Last night, three of us went out with The Salvation Army to feed homeless people who congregate on grates and street corners in Washington, D.C.
This is something my husband, son and I have done off and on for years, as part of a church ministry. My son first went out when he was eight years old.
One of my fellow volunteers has written an account of the evening on his blog, so I won’t try and tell the story again; I’ll simply encourage you to read it.
Dennis is correct that, according to my husband and me, this was not a normal night on a Grate Patrol run. The two major differences were that there were fewer homeless people out (and he was right, the city had been swept in an advance of this weekend’s festivities) and that we were serving out of a small car rather than a large van. Perhaps a third difference was that, at times, we were serving in heavy rain and lightning.
Recently, I was reading the newsletter of the Georgetown Ministry Center, another organization that helps the District’s homeless. In the most recent issue, GMC’s executive director, who always provides an informed view into homelessness that few of us have, addressed the perception of homelessness. This struck me. Throughout the past few weeks, I’ve picked the piece up and read it, and re-read it, wondering how I might share it with people who have varying perceptions and views about homelessness.
I feel his perspective merits consideration:
I once heard a young woman walking down M Street say, “They have a lot of bums here.”
Bums?
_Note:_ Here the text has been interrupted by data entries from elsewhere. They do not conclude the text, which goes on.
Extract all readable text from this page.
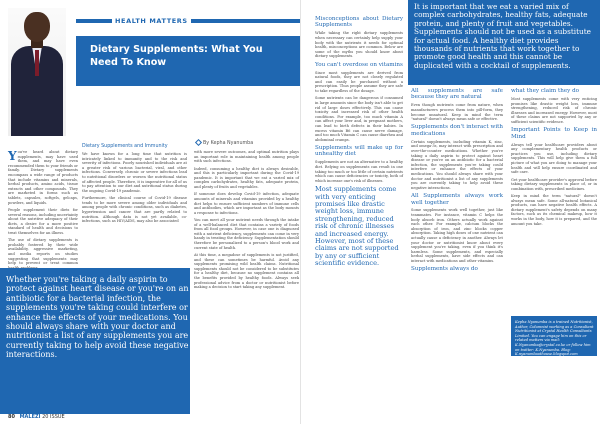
HEALTH MATTERS
Dietary Supplements: What You Need To Know
By Kepha Nyanumba

You've heard about dietary supplements, may have used them, and may have even recommended them to your friends or family. Dietary supplements encompass a wide range of products that include vitamins and minerals, herbal products, amino acids, tissue extracts and other compounds. They are marketed in forms such as tablets, capsules, softgels, gelcaps, powders, and liquids.

People supplement their diets for several reasons, including uncertainty about the nutritive adequacy of their diets, a desire for a more positive standard of health and decisions to treat themselves for an illness.

The use of dietary supplements is probably fostered by their wide availability, aggressive marketing, and media reports on studies suggesting that supplements may help to prevent or treat common

Dietary Supplements and Immunity

We have known for a long time that nutrition is intricately linked to immunity and to the risk and severity of infections. Poorly nourished individuals are at a greater risk of various bacterial, viral, and other infections. Conversely, chronic or severe infections lead to nutritional disorders or worsen the nutritional status of affected people. Therefore, it is imperative for all of us to pay attention to our diet and nutritional status during the ongoing Covid-19 pandemic.

Furthermore, the clinical course of Covid-19 disease tends to be more severe among older individuals and among people with chronic conditions, such as diabetes, hypertension and cancer that are partly related to nutrition. Although data is not yet available, co-infections, such as HIV/AIDS, may also be associated

with more severe outcomes, and optimal nutrition plays an important role in maintaining health among people with such infections.

Indeed, consuming a healthy diet is always desirable, and this is particularly important during the Covid-19 pandemic. It is important that we eat a varied mix of complex carbohydrates, healthy fats, adequate protein, and plenty of fruits and vegetables.

If someone does develop Covid-19 infection, adequate amounts of minerals and vitamins provided by a healthy diet helps to ensure sufficient numbers of immune cells and antibodies, which are important as the body mounts a response to infections.

You can meet all your nutrient needs through the intake of a well-balanced diet that contains a variety of foods from all food groups. However, in case one is diagnosed with a nutrient deficiency, supplements can come in very handy in treating the deficiency. Supplementation should therefore be personalized to a person's blood work and current state of health.

At this time, a megadose of supplements is not justified, and these can sometimes be harmful. Avoid any supplements promising wild health claims. Nutritional supplements should not be considered to be substitutes for a healthy diet, because no supplement contains all the benefits provided by healthy foods. Always seek professional advice from a doctor or nutritionist before making a decision to start taking any supplement.

Whether you're taking a daily aspirin to protect against heart disease or you're on an antibiotic for a bacterial infection, the supplements you're taking could interfere or enhance the effects of your medications. You should always share with your doctor and nutritionist a list of any supplements you are currently taking to help avoid these negative interactions.
80 MALEZI 20 ISSUE
Misconceptions about Dietary Supplements

While taking the right dietary supplements when necessary can certainly help supply your body with the nutrients it needs for optimal health, misconceptions are common. Below are some of the myths you should know about dietary supplements.

You can't overdose on vitamins

Since most supplements are derived from natural foods, they are not closely regulated and can easily be purchased without a prescription. Thus people assume they are safe to take regardless of the dosage.

Some nutrients can be dangerous if consumed in large amounts since the body isn't able to get rid of large doses effectively. This can cause toxicity and increased risk of other health conditions. For example, too much vitamin A can affect your liver and, in pregnant mothers, can lead to birth defects in their babies. In excess vitamin B6 can cause nerve damage, and too much Vitamin C can cause diarrhea and abdominal cramps.

Supplements will make up for unhealthy diet

Supplements are not an alternative to a healthy diet. Relying on supplements can result in one taking too much or too little of certain nutrients which can cause deficiencies or toxicity, both of which increase one's risk of illnesses.

Most supplements come with very enticing promises like drastic weight loss, immune strengthening, reduced risk of chronic illnesses and increased energy. However, most of these claims are not supported by any or sufficient scientific evidence.
It is important that we eat a varied mix of complex carbohydrates, healthy fats, adequate protein, and plenty of fruit and vegetables. Supplements should not be used as a substitute for actual food. A healthy diet provides thousands of nutrients that work together to promote good health and this cannot be duplicated with a cocktail of supplements.
All supplements are safe because they are natural

Even though nutrients come from nature, when manufacturers process them into pill-form, they become unnatural. Keep in mind the term "natural" doesn't always mean safe or effective.

Supplements don't interact with medications

Certain supplements, including vitamin K, zinc, and omega-3s, may interact with prescription and over-the-counter medications. Whether you're taking a daily aspirin to protect against heart disease or you're on an antibiotic for a bacterial infection, the supplements you're taking could interfere or enhance the effects of your medications. You should always share with your doctor and nutritionist a list of any supplements you are currently taking to help avoid these negative interactions.

All Supplements always work well together

Some supplements work well together, just like teammates. For instance, vitamin C helps the body absorb iron. Others actually work against each other. For example, calcium blocks the absorption of iron, and zinc blocks copper absorption. Taking high doses of one nutrient can actually cause a deficiency in another. Always let your doctor or nutritionist know about every supplement you're taking, even if you think it's harmless. Some supplements, and especially herbal supplements, have side effects and can interact with medications and other vitamins.

Supplements always do
what they claim they do

Most supplements come with very enticing promises like drastic weight loss, immune strengthening, reduced risk of chronic illnesses and increased energy. However, most of these claims are not supported by any or sufficient scientific evidence.

Important Points to Keep in Mind

Always tell your healthcare providers about any complementary health products or practices you use, including dietary supplements. This will help give them a full picture of what you are doing to manage your health and will help ensure coordinated and safe care.

Get your healthcare provider's approval before taking dietary supplements in place of, or in combination with, prescribed medicines.

Keep in mind the term "natural" doesn't always mean safe. Some all-natural botanical products, can have negative health effects. A dietary supplement's safety depends on many factors, such as its chemical makeup, how it works in the body, how it is prepared, and the amount you take.

Kepha Nyanumba is a trained Nutritionist, Author, Columnist working as a Consultant Nutritionist at Crystal Health Consultants Limited. You can engage him on this or related matters via mail: K.Nyanumba@crystal.co.ke or follow him on twitter: K.Nyanumba. Blog: K.nyanumbaathouse.blogspot.com
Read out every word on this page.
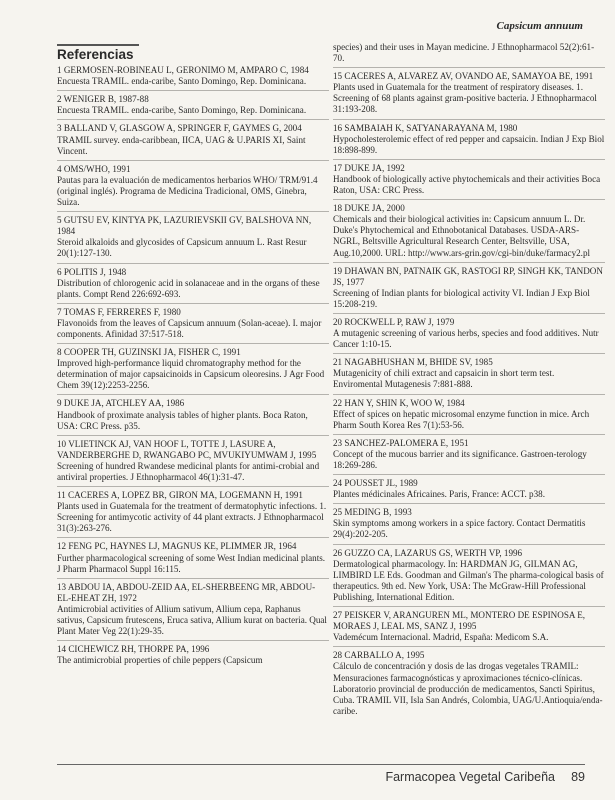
Capsicum annuum
Referencias
1 GERMOSEN-ROBINEAU L, GERONIMO M, AMPARO C, 1984
Encuesta TRAMIL. enda-caribe, Santo Domingo, Rep. Dominicana.
2 WENIGER B, 1987-88
Encuesta TRAMIL. enda-caribe, Santo Domingo, Rep. Dominicana.
3 BALLAND V, GLASGOW A, SPRINGER F, GAYMES G, 2004
TRAMIL survey. enda-caribbean, IICA, UAG & U.PARIS XI, Saint Vincent.
4 OMS/WHO, 1991
Pautas para la evaluación de medicamentos herbarios WHO/ TRM/91.4 (original inglés). Programa de Medicina Tradicional, OMS, Ginebra, Suiza.
5 GUTSU EV, KINTYA PK, LAZURIEVSKII GV, BALSHOVA NN, 1984
Steroid alkaloids and glycosides of Capsicum annuum L. Rast Resur 20(1):127-130.
6 POLITIS J, 1948
Distribution of chlorogenic acid in solanaceae and in the organs of these plants. Compt Rend 226:692-693.
7 TOMAS F, FERRERES F, 1980
Flavonoids from the leaves of Capsicum annuum (Solan-aceae). I. major components. Afinidad 37:517-518.
8 COOPER TH, GUZINSKI JA, FISHER C, 1991
Improved high-performance liquid chromatography method for the determination of major capsaicinoids in Capsicum oleoresins. J Agr Food Chem 39(12):2253-2256.
9 DUKE JA, ATCHLEY AA, 1986
Handbook of proximate analysis tables of higher plants. Boca Raton, USA: CRC Press. p35.
10 VLIETINCK AJ, VAN HOOF L, TOTTE J, LASURE A, VANDERBERGHE D, RWANGABO PC, MVUKIYUMWAM J, 1995
Screening of hundred Rwandese medicinal plants for antimi-crobial and antiviral properties. J Ethnopharmacol 46(1):31-47.
11 CACERES A, LOPEZ BR, GIRON MA, LOGEMANN H, 1991
Plants used in Guatemala for the treatment of dermatophytic infections. 1. Screening for antimycotic activity of 44 plant extracts. J Ethnopharmacol 31(3):263-276.
12 FENG PC, HAYNES LJ, MAGNUS KE, PLIMMER JR, 1964
Further pharmacological screening of some West Indian medicinal plants. J Pharm Pharmacol Suppl 16:115.
13 ABDOU IA, ABDOU-ZEID AA, EL-SHERBEENG MR, ABDOU-EL-EHEAT ZH, 1972
Antimicrobial activities of Allium sativum, Allium cepa, Raphanus sativus, Capsicum frutescens, Eruca sativa, Allium kurat on bacteria. Qual Plant Mater Veg 22(1):29-35.
14 CICHEWICZ RH, THORPE PA, 1996
The antimicrobial properties of chile peppers (Capsicum
species) and their uses in Mayan medicine. J Ethnopharmacol 52(2):61-70.
15 CACERES A, ALVAREZ AV, OVANDO AE, SAMAYOA BE, 1991
Plants used in Guatemala for the treatment of respiratory diseases. 1. Screening of 68 plants against gram-positive bacteria. J Ethnopharmacol 31:193-208.
16 SAMBAIAH K, SATYANARAYANA M, 1980
Hypocholesterolemic effect of red pepper and capsaicin. Indian J Exp Biol 18:898-899.
17 DUKE JA, 1992
Handbook of biologically active phytochemicals and their activities Boca Raton, USA: CRC Press.
18 DUKE JA, 2000
Chemicals and their biological activities in: Capsicum annuum L. Dr. Duke's Phytochemical and Ethnobotanical Databases. USDA-ARS-NGRL, Beltsville Agricultural Research Center, Beltsville, USA, Aug.10,2000. URL: http://www.ars-grin.gov/cgi-bin/duke/farmacy2.pl
19 DHAWAN BN, PATNAIK GK, RASTOGI RP, SINGH KK, TANDON JS, 1977
Screening of Indian plants for biological activity VI. Indian J Exp Biol 15:208-219.
20 ROCKWELL P, RAW J, 1979
A mutagenic screening of various herbs, species and food additives. Nutr Cancer 1:10-15.
21 NAGABHUSHAN M, BHIDE SV, 1985
Mutagenicity of chili extract and capsaicin in short term test. Enviromental Mutagenesis 7:881-888.
22 HAN Y, SHIN K, WOO W, 1984
Effect of spices on hepatic microsomal enzyme function in mice. Arch Pharm South Korea Res 7(1):53-56.
23 SANCHEZ-PALOMERA E, 1951
Concept of the mucous barrier and its significance. Gastroen-terology 18:269-286.
24 POUSSET JL, 1989
Plantes médicinales Africaines. Paris, France: ACCT. p38.
25 MEDING B, 1993
Skin symptoms among workers in a spice factory. Contact Dermatitis 29(4):202-205.
26 GUZZO CA, LAZARUS GS, WERTH VP, 1996
Dermatological pharmacology. In: HARDMAN JG, GILMAN AG, LIMBIRD LE Eds. Goodman and Gilman's The pharma-cological basis of therapeutics. 9th ed. New York, USA: The McGraw-Hill Professional Publishing, International Edition.
27 PEISKER V, ARANGUREN ML, MONTERO DE ESPINOSA E, MORAES J, LEAL MS, SANZ J, 1995
Vademécum Internacional. Madrid, España: Medicom S.A.
28 CARBALLO A, 1995
Cálculo de concentración y dosis de las drogas vegetales TRAMIL: Mensuraciones farmacognósticas y aproximaciones técnico-clínicas. Laboratorio provincial de producción de medicamentos, Sancti Spiritus, Cuba. TRAMIL VII, Isla San Andrés, Colombia, UAG/U.Antioquia/enda-caribe.
Farmacopea Vegetal Caribeña 89
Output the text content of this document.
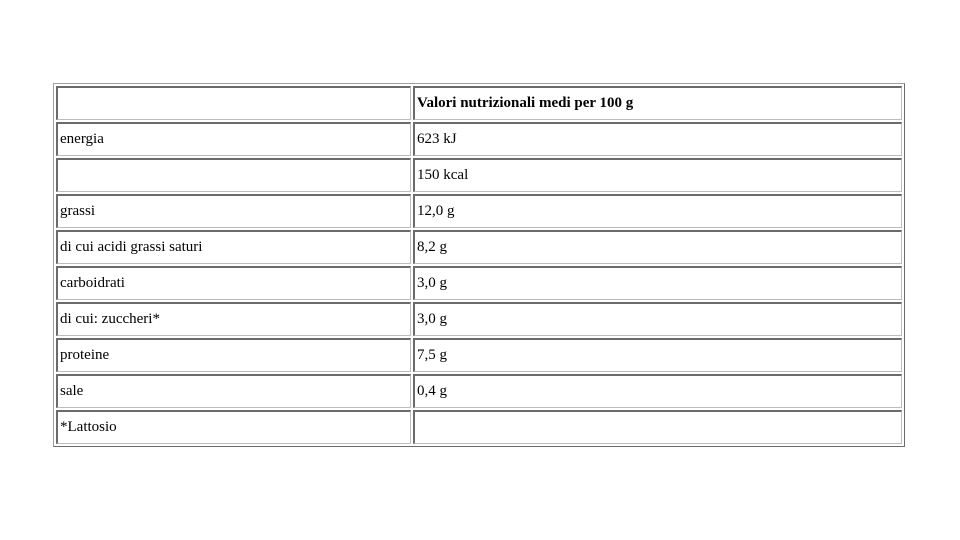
	Valori nutrizionali medi per 100 g
energia	623 kJ
	150 kcal
grassi	12,0 g
di cui acidi grassi saturi	8,2 g
carboidrati	3,0 g
di cui: zuccheri*	3,0 g
proteine	7,5 g
sale	0,4 g
*Lattosio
These bums are our failure. They are people with complicated mental illness who have no insight into their condition. They are brothers, sisters, uncles, nieces, and sons and daughters. They are people with broken brains who should no more be wandering the streets on their own than a six-year-old.
Our society needs to take responsibility for this problem for all that it is. This is the important point. Those bums are unable to take care of themselves! The laws that govern civil commitment need to be expanded to recognize that someone with an impaired reality is not making a sound judgment when choosing to live on the street and eat from a garbage can. Where it is evident that people are making really bad decisions because of a mental illness or other brain disorder, we need better legal mechanisms to step in and help redirect their lives. Those mechanisms must be sensitive and well thought out and have limits, but we need them if we are going to make an impact on homelessness in our country.
The people under bridges, through all that dirt and shaggy hair and ragged clothes, are human beings disconnected from family and home by mental illness.
Dennis and Gunther are both correct. People arrive at homelessness via many paths. Here in the Washington area, as in other areas, a large number come from severe mental illness. There are many places in the United States where homelessness either doesn’t exist or is invisible, so the people who come from these places, when they visit Washington or other cities, react with shock, fear, denial, disgust or judgment.
Homelessness is not a problem that be solved by any one of us alone or by any single institution. At a minimum, though, we as human beings should be aware that there are other human beings who suffer from things we may never understand. But we’re all human beings.